Supreme Court allows strict Texas SB4 immigration law to take effect for now
Written by ABC Audio ALL RIGHTS RESERVED on March 20, 2024
(WASHINGTON) — The Supreme Court has rejected a Biden administration request to intervene and keep Texas’s strict immigration enforcement law, known as SB 4, on hold while it is challenged in lower courts.
The law would authorize local and state law enforcement to arrest migrants they suspect crossed into the state illegally. It would also also give judges the power to order migrants to be transported to a port of entry and returned to Mexico regardless of their country of origin.
The Biden administration has argued that immigration law is solely the responsibility of the federal government, and not local jurisdictions, as laid out in the Constitution.

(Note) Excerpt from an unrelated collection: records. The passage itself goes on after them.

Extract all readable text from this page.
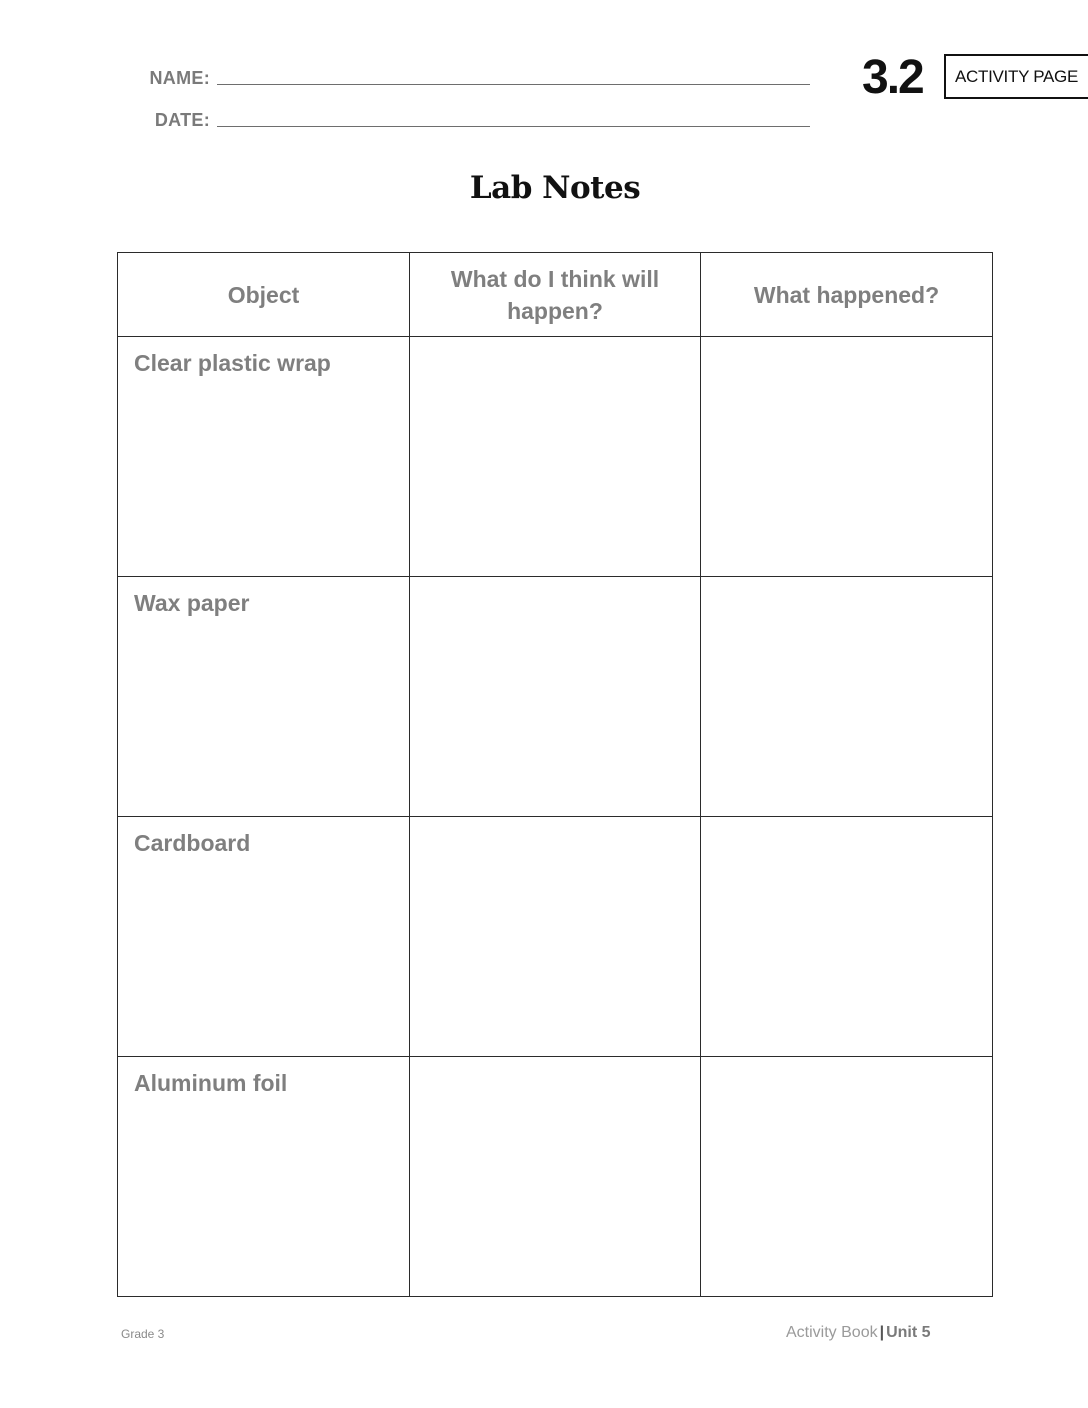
NAME:
DATE:
3.2	ACTIVITY PAGE
Lab Notes
Object	What do I think will happen?	What happened?

Clear plastic wrap		

Wax paper		

Cardboard		

Aluminum foil		

Grade 3	Activity Book | Unit 5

“This Court has long recognized that the regulation of entry and removal of noncitizens is inseparably intertwined with the conduct of foreign relations and thus vested ‘solely in the Federal Government,'” the administration wrote in a filing with the U.S. Supreme Court earlier this month.
Texas, meanwhile, has argued that it is within its rights to arrest migrants because SB 4 is applicable under the State War Clause of the Constitution, which allows states to act when it is “actually invaded, or in such imminent Danger as will not admit of delay.”

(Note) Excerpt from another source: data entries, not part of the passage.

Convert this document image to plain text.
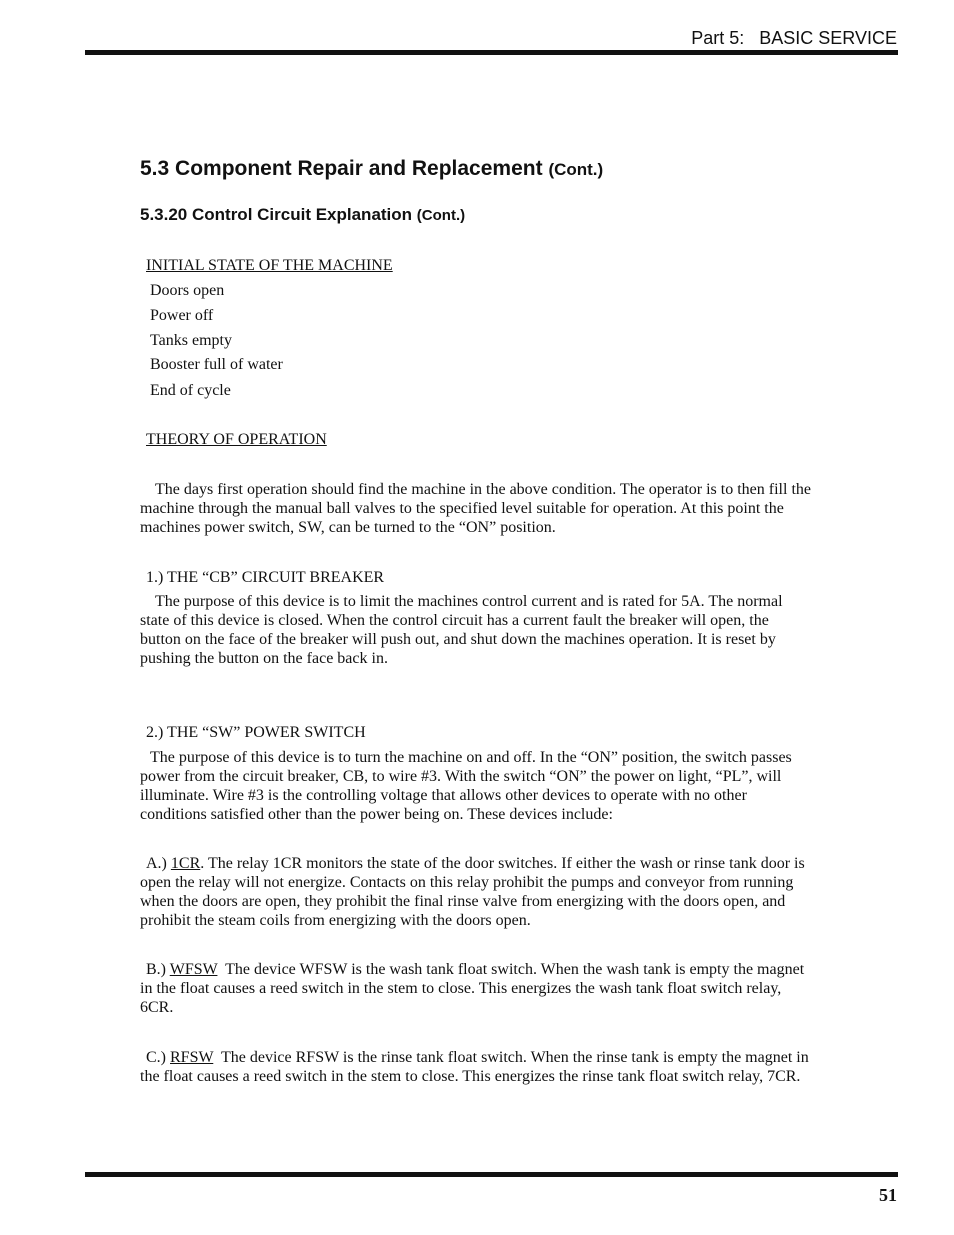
Part 5:   BASIC SERVICE
5.3 Component Repair and Replacement (Cont.)
5.3.20 Control Circuit Explanation (Cont.)
INITIAL STATE OF THE MACHINE
Doors open
Power off
Tanks empty
Booster full of water
End of cycle
THEORY OF OPERATION
The days first operation should find the machine in the above condition. The operator is to then fill the machine through the manual ball valves to the specified level suitable for operation. At this point the machines power switch, SW, can be turned to the “ON” position.
1.) THE “CB” CIRCUIT BREAKER
The purpose of this device is to limit the machines control current and is rated for 5A. The normal state of this device is closed. When the control circuit has a current fault the breaker will open, the button on the face of the breaker will push out, and shut down the machines operation. It is reset by pushing the button on the face back in.
2.) THE “SW” POWER SWITCH
The purpose of this device is to turn the machine on and off. In the “ON” position, the switch passes power from the circuit breaker, CB, to wire #3. With the switch “ON” the power on light, “PL”, will illuminate. Wire #3 is the controlling voltage that allows other devices to operate with no other conditions satisfied other than the power being on. These devices include:
A.) 1CR. The relay 1CR monitors the state of the door switches. If either the wash or rinse tank door is open the relay will not energize. Contacts on this relay prohibit the pumps and conveyor from running when the doors are open, they prohibit the final rinse valve from energizing with the doors open, and prohibit the steam coils from energizing with the doors open.
B.) WFSW  The device WFSW is the wash tank float switch. When the wash tank is empty the magnet in the float causes a reed switch in the stem to close. This energizes the wash tank float switch relay, 6CR.
C.) RFSW  The device RFSW is the rinse tank float switch. When the rinse tank is empty the magnet in the float causes a reed switch in the stem to close. This energizes the rinse tank float switch relay, 7CR.
51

Texas Gov. Greg Abbott reacted to the decision on X, the platform formerly known as Twitter, saying it was “clearly a positive development.”
Justice Sonia Sotomayor, in a dissent joined by Justice Ketanji Brown Jackson, said Tuesday the decision “invites further chaos and crisis in immigration enforcement.”
“Texas can now immediately enforce its own law imposing criminal liability on thousands of noncitizens and requiring their removal to Mexico,” Sotomayor wrote. “This law will disrupt sensitive foreign relations, frustrate the protection of individuals fleeing persecution, hamper active federal enforcement efforts, undermine federal agencies’ ability to detect and monitor imminent security threats, and deter noncitizens from reporting abuse or trafficking.”
“The Court gives a green light to a law that will upend the longstanding federal-state balance of power and sow chaos, when the only court to consider the law concluded that it is likely unconstitutional,” she continued. “This law implicates serious issues that are subject to ongoing political debate, and Texas’s novel scheme requires careful and reasoned consideration in the courts to determine which provisions may be unconstitutional. Although the Court today expresses no view on whether Texas’s law is constitutional, and instead defers to a lower court’s management of its docket, the Court of Appeals abused its discretion by entering an unreasoned and indefinite administrative stay that altered the status quo. This Court stands idle. Because I cannot, I dissent.”
Justice Elena Kagan also filed a short dissent, saying she believes the government has met the standard for a stay of the law pending appeal.
All six of the Court’s conservative justices agreed with the decision to allow SB4 to take effect for now.
Justice Amy Coney Barrett, in a concurring opinion joined by Justice Brett Kavanaugh, said she preferred to allow the Fifth Circuit U.S. Court of Appeals to render judgment first on whether SB 4 should be blocked pending ongoing litigation.
A decision by that court could come any day.
“If a decision does not issue soon, the applicants [the Biden administration] may return to this Court,” Barrett wrote.